Understanding a boolean expression in λ-calculus

(NOTE: This is not a homework question at at all. Rather, this was something that I thought that I understood (at least on the surface), but now appear to have no clue about, and am not currently finding any resources helpful. I know that we typically like to see what people have tried, but I am honestly discombobulated enough at this moment that I am truly unsure about where to even begin. If this turns out to be a duplicate that I haven't found, I would also be perfectly happy. I just want to understand.)

Anyway, on to the question itself:

So, if $\lambda xy.x$ represents true, and $\lambda xy.y$ represents false, then I have been told that $(\lambda b.b \ \ \lambda xy.y \ \ \lambda xy.x)$ is a not function, because the expression

$(\lambda b.b \ \ \lambda xy.y \ \ \lambda xy.x) \ \lambda xy.x$ results in $\lambda xy.y$,

and the expression

$(\lambda b.b \ \ \lambda xy.y \ \ \lambda xy.x) \ \lambda xy.x$ results in $\lambda xy.x$.

Where I am stuck is that I don't see how to apply $\beta$-reductions here. There are three expressions inside the parenthesis. How is one of them chosen by applying the outer expression?
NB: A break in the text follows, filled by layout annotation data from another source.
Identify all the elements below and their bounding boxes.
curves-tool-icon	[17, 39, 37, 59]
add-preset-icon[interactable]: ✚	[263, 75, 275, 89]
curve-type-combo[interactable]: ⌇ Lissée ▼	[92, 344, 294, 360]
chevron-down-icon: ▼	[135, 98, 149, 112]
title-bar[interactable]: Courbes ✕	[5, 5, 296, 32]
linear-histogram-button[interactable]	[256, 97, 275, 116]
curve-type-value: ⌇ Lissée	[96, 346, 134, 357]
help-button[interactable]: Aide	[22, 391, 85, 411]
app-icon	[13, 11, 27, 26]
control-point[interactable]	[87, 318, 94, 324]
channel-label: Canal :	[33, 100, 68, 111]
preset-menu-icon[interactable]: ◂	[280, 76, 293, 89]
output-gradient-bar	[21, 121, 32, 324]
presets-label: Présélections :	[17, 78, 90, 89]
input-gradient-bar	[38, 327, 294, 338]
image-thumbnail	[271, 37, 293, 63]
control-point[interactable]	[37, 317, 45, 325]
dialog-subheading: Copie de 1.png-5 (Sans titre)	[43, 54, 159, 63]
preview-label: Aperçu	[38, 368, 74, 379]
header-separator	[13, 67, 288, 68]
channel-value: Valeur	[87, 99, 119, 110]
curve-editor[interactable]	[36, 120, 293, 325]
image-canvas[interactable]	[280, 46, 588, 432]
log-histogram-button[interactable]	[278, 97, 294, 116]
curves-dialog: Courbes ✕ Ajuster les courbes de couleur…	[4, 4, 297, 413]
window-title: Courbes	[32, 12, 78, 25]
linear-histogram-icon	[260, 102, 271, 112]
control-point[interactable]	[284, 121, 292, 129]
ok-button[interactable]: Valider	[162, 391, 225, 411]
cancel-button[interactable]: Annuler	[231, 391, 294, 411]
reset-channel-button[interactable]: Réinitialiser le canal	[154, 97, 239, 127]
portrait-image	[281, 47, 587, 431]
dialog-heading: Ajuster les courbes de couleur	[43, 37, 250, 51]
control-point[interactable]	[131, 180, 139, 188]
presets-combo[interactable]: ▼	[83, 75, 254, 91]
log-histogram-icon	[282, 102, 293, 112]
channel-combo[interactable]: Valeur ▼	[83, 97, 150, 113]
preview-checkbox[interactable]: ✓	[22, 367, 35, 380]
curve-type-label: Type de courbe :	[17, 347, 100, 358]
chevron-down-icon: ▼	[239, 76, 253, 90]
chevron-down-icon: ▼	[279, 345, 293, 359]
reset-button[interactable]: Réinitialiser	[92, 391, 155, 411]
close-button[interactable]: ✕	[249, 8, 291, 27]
It's a very bad idea to omit parentheses. Correct is:
$$\lambda b . b (\lambda x y . y) (\lambda x y . x)$$
Next, it is confusing to reuse bound variables, so let me rename them:
$$\lambda b . b (\lambda x y . y) (\lambda u v . u)$$
And now we can apply this to $\lambda p q . p$ (which is just "true" with bound vraiables renamed yet again):
\begin{align*}
(\lambda b . b (\lambda x y . y) (\lambda u v . u)) (\lambda p q . p)
&=_\beta (\lambda p q . p) (\lambda x y . y) (\lambda u v . u) \\
&=_\beta (\lambda q . (\lambda x y . y)) (\lambda u v . u) \\
&=_\beta (\lambda x y . y).
\end{align*}
So we did get false. In every step there was exactly one $\beta$-redex. By the way, writing $A B C$ in $\lambda$-calculus means $(A B) C$ by convention.

I will leave the other one as exercise.

StackExchange Computer Science Q#84989, answer score: 4